The National Football League Players Association, a year removed from being locked out by NFL owners, are monitoring the NFL’s current lockout of the league’s officials for its ramifications on player safety, the union’s top official told ThinkProgress. And as officials attempt to end their dispute with the league before the start of the regular season next week, NFLPA Executive Director DeMaurice Smith said the union reserved the right to examine “every possible remedy” to ensure the safety of its players.

The use of replacement officials, Smith said, “flies in the face” of the players’ efforts to make the game safer during their own negotiations, which resulted in a lockout by NFL owners, before the 2011 season. “The issues that we, the players, pushed hard for in the collective bargaining agreement were structural, fundamental changes in the way football is played,” Smith said. “All that flies in the face of a unilateral decision to prevent the most experienced on-field first responders from being involved in an incredibly physically challenging activity.”

It’s clear that the owners value union-busting far more than player safety, to which they only give lip service. Waldron gets to the crux of it:

It’s quite clear, from the memo and from the NFL’s actions to this point, that the league has embraced the tried-and-true corporate strategy of locking out its workers and then attempting to wait them out, hoping to settle on its own terms. The easiest way out now, it seems, is for officials to abandon their fight, but Arnold made it sound as if the NFLRA is prepared to continue waiting for the NFL to negotiate. “They locked us out. We’ve been serious, made major concessions, and have been willing to negotiate. But all they’ve told us is to take it or leave it,” Arnold said. “It takes two sides to negotiate. We’re prepared, we’re ready to go.”

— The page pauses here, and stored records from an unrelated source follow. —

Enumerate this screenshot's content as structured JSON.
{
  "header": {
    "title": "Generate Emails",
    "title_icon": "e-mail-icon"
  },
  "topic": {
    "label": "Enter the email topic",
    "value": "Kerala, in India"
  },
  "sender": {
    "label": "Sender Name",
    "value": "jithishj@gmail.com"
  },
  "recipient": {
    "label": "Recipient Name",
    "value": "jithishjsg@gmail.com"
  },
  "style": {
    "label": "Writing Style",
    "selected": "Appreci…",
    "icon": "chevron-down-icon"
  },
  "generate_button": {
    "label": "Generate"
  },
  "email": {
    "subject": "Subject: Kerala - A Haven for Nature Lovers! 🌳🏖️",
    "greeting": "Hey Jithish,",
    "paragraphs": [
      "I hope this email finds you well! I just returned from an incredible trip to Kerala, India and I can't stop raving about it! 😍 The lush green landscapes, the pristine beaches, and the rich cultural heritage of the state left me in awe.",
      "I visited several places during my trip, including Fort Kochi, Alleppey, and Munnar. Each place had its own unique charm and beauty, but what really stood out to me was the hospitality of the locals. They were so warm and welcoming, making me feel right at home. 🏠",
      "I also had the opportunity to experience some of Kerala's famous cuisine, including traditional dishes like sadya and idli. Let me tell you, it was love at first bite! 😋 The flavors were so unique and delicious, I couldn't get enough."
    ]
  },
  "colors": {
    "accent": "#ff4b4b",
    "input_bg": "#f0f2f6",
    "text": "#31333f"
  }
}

Again, I don’t think this is going to work for the NFL, not with real games on the line, not with playoff performances on the line, not with 24-7 sports radio talking about the replacement refs costing teams games. But the NFL is simply the most prominent employer using early 21st-century union-busting tactics. This type of thing is happening all over the country without 1% of the coverage the referees receive.

Speaking of NFL player safety, Jeffri Chadiha has a good list of 10 concrete things the NFL could do to make players safer, including eliminating kickoffs, forcing all concussed players to sit a minimum of 1 full game, and creating a licensing board that would declare whether players are healthy enough to be certified to play. Of course, the owners will hate most of this because it will mean higher labor costs through the expanded rosters necessary to cover for the concussion depletions.